Charakterkopf von Hebmüller: Hanomag Sturm Cabrio

Nach längerer Abstinenz widme ich mich heute wieder einmal dem Hanomag “Sturm” – dem 6-zylindrigen Spitzenmodell des berühmten Maschinenbauers aus Hannover, der den PKW-Bau eher nebenher betrieb.

Auch wenn den Hanomag-Wagen jede Kühnheit der Konstruktion abging, überzeugten sie etliche Kunden mit ihrer Ausstrahlung unbedingter Solidität, die sie im Alltag ja auch bewiesen.

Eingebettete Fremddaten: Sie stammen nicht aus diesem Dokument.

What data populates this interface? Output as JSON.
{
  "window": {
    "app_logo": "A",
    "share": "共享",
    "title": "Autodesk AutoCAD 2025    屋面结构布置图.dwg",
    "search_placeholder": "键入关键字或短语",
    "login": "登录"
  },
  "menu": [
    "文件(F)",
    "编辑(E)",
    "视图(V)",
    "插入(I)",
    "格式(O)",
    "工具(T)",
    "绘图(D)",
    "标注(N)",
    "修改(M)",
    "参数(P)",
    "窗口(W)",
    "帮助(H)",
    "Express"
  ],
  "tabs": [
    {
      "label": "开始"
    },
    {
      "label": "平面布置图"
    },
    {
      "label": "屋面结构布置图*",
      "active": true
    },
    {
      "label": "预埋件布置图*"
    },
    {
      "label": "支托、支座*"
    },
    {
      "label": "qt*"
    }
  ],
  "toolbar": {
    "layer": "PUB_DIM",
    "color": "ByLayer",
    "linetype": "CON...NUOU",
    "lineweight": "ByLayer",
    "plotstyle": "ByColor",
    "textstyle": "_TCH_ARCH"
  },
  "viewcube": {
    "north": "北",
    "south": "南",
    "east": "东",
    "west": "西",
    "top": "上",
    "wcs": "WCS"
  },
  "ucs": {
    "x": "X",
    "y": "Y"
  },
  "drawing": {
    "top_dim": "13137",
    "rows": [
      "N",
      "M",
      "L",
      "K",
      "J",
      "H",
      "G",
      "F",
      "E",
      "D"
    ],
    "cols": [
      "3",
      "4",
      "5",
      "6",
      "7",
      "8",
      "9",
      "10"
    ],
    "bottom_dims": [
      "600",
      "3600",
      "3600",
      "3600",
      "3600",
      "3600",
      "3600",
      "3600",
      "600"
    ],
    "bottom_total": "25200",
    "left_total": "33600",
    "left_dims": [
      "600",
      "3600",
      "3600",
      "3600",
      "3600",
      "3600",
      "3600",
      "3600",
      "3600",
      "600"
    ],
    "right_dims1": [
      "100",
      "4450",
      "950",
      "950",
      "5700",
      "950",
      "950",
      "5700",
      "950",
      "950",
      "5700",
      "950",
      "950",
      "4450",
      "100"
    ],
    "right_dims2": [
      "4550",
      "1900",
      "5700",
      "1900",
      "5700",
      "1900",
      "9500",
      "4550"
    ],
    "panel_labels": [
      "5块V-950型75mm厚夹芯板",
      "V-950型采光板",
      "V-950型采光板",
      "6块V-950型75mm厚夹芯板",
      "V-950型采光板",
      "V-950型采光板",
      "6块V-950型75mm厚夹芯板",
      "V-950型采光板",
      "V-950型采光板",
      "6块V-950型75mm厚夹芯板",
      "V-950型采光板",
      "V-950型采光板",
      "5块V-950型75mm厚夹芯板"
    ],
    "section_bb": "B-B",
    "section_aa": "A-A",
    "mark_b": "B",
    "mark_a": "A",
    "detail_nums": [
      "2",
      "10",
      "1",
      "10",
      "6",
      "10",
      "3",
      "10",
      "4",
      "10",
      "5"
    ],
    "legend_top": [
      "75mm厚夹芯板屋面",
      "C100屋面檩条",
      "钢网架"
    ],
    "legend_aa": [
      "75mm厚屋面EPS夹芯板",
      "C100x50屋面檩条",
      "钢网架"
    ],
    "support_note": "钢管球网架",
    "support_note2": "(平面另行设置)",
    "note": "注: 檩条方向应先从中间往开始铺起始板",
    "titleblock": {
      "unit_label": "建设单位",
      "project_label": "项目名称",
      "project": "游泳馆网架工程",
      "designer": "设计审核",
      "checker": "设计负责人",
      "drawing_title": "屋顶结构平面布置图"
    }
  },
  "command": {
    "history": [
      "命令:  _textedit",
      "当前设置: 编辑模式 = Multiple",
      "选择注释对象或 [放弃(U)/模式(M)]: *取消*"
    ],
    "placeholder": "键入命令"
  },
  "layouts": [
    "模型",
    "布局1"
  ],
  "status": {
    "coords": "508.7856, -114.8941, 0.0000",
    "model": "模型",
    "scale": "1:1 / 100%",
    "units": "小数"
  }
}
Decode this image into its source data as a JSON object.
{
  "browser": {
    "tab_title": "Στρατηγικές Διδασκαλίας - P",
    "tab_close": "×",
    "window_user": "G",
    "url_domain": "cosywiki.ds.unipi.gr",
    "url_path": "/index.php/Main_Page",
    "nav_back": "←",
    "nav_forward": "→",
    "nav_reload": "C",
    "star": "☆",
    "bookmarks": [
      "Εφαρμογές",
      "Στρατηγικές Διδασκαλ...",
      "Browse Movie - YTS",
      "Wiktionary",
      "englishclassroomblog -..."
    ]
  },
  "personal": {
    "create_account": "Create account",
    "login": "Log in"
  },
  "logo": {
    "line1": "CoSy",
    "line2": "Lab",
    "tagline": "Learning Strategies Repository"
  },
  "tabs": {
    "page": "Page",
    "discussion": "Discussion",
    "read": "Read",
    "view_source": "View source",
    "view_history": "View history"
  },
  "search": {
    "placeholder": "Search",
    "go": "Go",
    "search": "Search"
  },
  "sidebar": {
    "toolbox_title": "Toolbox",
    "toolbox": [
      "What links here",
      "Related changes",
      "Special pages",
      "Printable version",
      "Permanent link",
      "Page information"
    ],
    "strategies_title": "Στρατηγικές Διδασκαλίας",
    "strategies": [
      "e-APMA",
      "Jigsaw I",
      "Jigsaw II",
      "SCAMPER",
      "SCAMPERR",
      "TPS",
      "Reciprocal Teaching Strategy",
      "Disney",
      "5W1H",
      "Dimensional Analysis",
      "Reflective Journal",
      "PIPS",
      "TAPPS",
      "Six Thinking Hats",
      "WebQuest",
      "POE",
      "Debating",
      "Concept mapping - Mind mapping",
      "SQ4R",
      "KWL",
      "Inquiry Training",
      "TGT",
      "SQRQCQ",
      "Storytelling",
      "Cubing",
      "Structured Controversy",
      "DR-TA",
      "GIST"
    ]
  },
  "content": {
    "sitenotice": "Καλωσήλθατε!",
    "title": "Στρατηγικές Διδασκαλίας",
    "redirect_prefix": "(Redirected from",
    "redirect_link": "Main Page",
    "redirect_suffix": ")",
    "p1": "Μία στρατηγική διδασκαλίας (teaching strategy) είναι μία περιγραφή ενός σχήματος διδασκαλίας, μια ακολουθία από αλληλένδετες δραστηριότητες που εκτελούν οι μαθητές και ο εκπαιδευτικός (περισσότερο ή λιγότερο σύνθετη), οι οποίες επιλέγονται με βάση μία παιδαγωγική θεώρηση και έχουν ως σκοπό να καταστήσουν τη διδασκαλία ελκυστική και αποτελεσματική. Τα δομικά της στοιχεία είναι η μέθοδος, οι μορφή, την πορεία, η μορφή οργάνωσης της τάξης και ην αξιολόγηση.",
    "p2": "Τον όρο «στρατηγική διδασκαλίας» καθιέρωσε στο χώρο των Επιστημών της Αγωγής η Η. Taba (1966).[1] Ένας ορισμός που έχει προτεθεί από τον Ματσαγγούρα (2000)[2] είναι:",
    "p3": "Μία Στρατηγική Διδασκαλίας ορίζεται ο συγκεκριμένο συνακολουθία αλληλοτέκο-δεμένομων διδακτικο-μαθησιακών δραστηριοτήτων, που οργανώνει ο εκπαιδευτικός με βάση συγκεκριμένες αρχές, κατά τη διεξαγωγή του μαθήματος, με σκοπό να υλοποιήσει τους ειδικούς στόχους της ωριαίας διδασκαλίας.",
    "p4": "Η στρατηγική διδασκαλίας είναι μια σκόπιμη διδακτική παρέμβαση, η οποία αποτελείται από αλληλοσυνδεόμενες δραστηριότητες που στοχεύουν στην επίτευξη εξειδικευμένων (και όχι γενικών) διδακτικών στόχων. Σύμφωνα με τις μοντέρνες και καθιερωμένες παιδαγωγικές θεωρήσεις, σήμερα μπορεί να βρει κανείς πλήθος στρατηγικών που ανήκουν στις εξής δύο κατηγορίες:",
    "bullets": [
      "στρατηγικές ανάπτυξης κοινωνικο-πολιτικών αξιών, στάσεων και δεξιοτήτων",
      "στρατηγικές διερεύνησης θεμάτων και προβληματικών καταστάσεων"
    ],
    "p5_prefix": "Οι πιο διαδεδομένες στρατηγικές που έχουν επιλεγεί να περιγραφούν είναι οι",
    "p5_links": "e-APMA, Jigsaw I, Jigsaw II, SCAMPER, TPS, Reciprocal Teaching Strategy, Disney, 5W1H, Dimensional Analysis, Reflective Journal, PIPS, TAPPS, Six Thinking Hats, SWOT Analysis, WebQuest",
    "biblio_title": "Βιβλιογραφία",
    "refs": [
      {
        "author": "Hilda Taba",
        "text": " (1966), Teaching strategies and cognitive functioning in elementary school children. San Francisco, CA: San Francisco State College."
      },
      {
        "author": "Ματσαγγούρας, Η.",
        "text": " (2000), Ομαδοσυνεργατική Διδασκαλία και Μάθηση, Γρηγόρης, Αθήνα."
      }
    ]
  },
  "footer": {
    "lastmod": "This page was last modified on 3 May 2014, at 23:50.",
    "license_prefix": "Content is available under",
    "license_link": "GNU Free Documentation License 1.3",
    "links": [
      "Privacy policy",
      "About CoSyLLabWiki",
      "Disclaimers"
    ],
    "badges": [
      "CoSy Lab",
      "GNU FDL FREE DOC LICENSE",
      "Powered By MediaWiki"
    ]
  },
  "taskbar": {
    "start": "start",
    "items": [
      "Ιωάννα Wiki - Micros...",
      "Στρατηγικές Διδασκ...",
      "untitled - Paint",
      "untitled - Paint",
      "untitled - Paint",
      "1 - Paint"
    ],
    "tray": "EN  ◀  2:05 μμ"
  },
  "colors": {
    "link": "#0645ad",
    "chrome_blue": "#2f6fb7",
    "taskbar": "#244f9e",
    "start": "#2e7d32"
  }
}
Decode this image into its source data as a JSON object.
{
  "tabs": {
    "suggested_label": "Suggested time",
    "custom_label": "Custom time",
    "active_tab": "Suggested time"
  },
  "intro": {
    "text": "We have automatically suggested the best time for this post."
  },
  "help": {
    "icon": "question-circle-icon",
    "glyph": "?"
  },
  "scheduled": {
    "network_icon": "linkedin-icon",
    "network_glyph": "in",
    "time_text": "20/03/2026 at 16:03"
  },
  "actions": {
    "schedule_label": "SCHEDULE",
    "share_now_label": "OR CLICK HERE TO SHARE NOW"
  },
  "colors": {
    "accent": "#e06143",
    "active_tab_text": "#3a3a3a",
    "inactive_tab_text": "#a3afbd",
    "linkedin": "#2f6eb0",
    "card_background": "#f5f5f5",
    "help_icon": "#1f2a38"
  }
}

Ab Werk mied man formal ebenfalls alle Experimente und ließ für den “Sturm” die Karosserie des parallel produzierten Vierzylindermodells “Rekord”  vom Lieferanten des Standardaufbaus – Ambi-Budd – um 20, später 30 cm verlängern.

Äußerlich erkennbar war der ab 1934 gebaute Hanomag Sturm daher eigentlich nur an der längeren Haubenpartie mit fünf statt vier seitlichen Luftklappen und dem Typenschriftzug im Kühlergrill.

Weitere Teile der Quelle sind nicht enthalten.